En el escrito de la Fiscalía de Estado se refleja un informe de un funcionario del CADIC-CONICET, Nemesio San Román, donde concluye que «… parece irrisorio también lo que se cobra por un permiso de pesca, según la información entregada, porque las ganancias van mucho más allá de lo que se paga por el permiso de pesca…».
ANTECEDENTE
En el año 1999, el entonces Ministerio de Economía, Obras y Servicios Públicos, dictó la resolución 721/99 fijando los aranceles para los permisos de pesca que se otorgarían para ese año. La normativa se prorrogó durante siete años, sin ser actualizada nunca. Cabe indicar que en el medio -al filo de 2001- existió una fuerte devaluación de la moneda. Ni siquiera ello conmovió a las autoridades para que la provincia dejara de perder millones en un recurso natural tan preciado como el pesquero.
Para el Fiscal de Estado no existe «duda en cuanto a la irregularidad en que se ha incurrido, que sólo pudo producirse y extenderse en el tiempo con motivo de una notoria e inaceptable negligencia de las personas con injerencia sobre el particular».

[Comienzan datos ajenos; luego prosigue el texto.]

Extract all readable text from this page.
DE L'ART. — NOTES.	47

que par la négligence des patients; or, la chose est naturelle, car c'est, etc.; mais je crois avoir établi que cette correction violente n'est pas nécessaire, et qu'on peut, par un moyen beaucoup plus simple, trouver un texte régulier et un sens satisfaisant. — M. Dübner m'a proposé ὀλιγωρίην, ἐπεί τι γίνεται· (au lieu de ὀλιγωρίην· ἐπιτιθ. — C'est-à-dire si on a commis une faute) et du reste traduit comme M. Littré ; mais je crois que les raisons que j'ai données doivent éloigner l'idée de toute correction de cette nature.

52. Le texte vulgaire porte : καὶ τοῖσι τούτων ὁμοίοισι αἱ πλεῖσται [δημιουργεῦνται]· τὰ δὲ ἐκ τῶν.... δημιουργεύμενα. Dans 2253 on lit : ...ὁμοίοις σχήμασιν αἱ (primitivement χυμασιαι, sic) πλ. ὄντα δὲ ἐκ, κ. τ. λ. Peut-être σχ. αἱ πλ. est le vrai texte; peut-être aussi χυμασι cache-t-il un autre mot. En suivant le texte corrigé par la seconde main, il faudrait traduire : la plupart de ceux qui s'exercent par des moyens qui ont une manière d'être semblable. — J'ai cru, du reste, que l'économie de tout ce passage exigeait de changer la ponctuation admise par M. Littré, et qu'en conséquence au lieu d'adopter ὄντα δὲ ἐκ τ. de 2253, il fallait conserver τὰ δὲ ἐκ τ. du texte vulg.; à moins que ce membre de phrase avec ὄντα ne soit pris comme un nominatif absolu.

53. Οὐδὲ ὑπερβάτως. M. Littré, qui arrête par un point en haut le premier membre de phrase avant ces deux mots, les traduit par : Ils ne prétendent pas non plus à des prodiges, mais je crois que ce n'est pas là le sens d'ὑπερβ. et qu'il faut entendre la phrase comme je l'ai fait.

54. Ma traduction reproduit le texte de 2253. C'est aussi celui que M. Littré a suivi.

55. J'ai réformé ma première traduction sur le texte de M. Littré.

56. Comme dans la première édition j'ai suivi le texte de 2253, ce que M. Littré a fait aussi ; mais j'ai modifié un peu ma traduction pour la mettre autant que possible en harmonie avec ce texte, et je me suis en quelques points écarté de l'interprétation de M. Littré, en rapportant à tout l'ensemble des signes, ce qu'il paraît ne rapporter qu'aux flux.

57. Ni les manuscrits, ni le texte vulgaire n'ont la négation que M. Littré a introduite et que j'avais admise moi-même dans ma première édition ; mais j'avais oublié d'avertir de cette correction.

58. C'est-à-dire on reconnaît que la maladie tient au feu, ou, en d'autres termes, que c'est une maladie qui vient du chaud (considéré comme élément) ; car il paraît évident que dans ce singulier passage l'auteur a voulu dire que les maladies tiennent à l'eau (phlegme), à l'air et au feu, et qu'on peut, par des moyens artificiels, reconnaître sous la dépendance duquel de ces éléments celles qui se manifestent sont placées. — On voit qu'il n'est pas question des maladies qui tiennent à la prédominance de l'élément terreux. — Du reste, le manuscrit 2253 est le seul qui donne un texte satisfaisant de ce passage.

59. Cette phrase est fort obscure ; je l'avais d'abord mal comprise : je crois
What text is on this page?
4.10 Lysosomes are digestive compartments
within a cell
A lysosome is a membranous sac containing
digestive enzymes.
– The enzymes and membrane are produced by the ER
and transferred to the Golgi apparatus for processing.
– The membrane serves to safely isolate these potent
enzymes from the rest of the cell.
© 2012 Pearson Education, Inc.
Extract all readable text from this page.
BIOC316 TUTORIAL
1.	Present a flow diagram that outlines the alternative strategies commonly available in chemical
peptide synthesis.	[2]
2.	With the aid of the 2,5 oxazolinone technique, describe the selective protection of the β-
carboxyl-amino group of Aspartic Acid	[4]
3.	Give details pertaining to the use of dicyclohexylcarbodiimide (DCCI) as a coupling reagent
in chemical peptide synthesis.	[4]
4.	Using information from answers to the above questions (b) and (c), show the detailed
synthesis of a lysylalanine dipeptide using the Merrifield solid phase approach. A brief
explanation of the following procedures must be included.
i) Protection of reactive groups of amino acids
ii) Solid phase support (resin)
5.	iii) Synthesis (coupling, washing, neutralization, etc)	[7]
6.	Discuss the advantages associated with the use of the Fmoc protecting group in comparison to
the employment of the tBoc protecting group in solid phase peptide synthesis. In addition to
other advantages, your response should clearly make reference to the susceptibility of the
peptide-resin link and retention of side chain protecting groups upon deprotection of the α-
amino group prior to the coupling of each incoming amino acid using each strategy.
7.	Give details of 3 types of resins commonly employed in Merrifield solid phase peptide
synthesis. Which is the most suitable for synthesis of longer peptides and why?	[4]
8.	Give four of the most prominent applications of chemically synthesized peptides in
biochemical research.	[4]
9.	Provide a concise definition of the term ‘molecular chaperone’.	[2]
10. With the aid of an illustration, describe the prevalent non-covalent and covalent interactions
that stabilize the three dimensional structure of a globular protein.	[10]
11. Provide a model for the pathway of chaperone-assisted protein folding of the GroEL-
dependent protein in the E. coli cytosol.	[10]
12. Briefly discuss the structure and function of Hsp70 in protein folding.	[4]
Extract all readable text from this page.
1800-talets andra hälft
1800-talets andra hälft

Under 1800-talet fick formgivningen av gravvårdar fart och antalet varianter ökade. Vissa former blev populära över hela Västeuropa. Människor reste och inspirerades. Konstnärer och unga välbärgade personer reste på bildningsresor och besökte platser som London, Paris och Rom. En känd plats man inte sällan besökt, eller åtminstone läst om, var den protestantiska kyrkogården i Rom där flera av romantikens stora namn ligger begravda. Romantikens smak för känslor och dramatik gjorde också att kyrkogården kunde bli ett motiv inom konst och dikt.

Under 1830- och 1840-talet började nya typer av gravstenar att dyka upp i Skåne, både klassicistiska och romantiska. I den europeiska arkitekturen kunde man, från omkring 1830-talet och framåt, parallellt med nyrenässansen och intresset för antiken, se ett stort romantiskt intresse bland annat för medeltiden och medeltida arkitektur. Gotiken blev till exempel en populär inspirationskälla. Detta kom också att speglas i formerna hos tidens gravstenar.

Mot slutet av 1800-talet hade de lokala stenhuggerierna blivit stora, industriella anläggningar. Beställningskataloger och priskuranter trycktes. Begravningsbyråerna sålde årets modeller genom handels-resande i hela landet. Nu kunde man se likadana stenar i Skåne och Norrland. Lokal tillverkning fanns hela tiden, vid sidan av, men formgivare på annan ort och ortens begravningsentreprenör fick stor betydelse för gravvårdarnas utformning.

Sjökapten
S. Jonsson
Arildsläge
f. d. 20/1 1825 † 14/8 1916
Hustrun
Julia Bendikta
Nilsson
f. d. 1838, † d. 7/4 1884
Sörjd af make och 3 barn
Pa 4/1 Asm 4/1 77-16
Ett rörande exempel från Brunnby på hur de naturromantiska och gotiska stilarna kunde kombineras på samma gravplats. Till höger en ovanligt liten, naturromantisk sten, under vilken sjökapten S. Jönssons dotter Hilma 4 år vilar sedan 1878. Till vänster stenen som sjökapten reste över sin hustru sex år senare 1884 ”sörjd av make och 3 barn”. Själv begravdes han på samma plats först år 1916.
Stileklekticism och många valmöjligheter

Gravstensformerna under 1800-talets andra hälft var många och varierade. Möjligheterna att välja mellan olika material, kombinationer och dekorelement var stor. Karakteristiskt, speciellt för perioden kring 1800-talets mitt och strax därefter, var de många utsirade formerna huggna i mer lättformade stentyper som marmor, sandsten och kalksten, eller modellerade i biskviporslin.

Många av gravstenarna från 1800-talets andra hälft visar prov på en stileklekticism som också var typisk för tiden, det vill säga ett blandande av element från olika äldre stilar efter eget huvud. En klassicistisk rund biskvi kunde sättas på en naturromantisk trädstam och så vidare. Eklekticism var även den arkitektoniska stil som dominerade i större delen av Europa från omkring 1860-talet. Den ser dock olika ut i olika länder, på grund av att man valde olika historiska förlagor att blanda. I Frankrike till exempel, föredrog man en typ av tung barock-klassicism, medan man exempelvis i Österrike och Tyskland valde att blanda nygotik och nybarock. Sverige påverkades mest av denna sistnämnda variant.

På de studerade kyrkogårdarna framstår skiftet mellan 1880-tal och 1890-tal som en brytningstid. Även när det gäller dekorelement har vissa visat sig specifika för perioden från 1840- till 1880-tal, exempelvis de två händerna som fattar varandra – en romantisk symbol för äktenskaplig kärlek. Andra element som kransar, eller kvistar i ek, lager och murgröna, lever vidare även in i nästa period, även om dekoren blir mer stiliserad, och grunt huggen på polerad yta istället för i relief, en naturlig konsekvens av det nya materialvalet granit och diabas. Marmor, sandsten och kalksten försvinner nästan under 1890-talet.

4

OBSERVACIONES DE LA FISCALIA
– La falta de un «manual de procedimiento» ante la presentación de solicitudes de permisos de pesca y/o su renovación
– La ausencia de una norma que establezca las misiones y funciones de quienes tienen injerencia en la cuestión
– Cobrar el arancel por permisos de pesca durante varios años en base a una resolución cuya vigencia estaba prevista sólo para el año 1999
– Requerimientos de documentación a las empresas en forma innecesaria, en ocasión de tramitar las mismas permisos de pesca o su renovación
– Otorgamiento de permisos de pesca a sociedades distintas de las que correspondía. Como ejemplo se cita el caso del buque «Vieirasa Ocho», se le otorgó a Pescasur SA cuando correspondía a Vieira Argentina SA
– Solicitudes iniciadas y tramitadas por personas que no acreditan la representación y/o relación con la empresa que obtiene el permiso de pesca
– Incorporación en expedientes de documentación correspondiente a otro
– Sin motivos que lo justifiquen, extensas demoras en la tramitación de algunos permisos e inesperada rapidez en la de otros
– Otorgamiento del carácter de observadores a bordo a quienes no aprobaron el curso respectivo
– Inadecuada forma de llevar registros e incumplimiento respecto a algunos de ellos
– Falta de funcionamiento del Consejo Provincial de Pesca previsto en el Capítulo XI de la Ley Pcial. N° 244
– Desigual tratamiento en la tramitación de los permisos de pesca
– Otorgamiento reiterado de permisos de pesca sin haberse cumplido los recaudos para ello
– Ausencia de reglamentación de distintos aspectos de la Ley Pcial. N° 244 dejando transcurrir años, no obstante la obligación e importancia de hacerlo
– Manifiesto desconocimiento de normas o en su defecto violación de las mismas.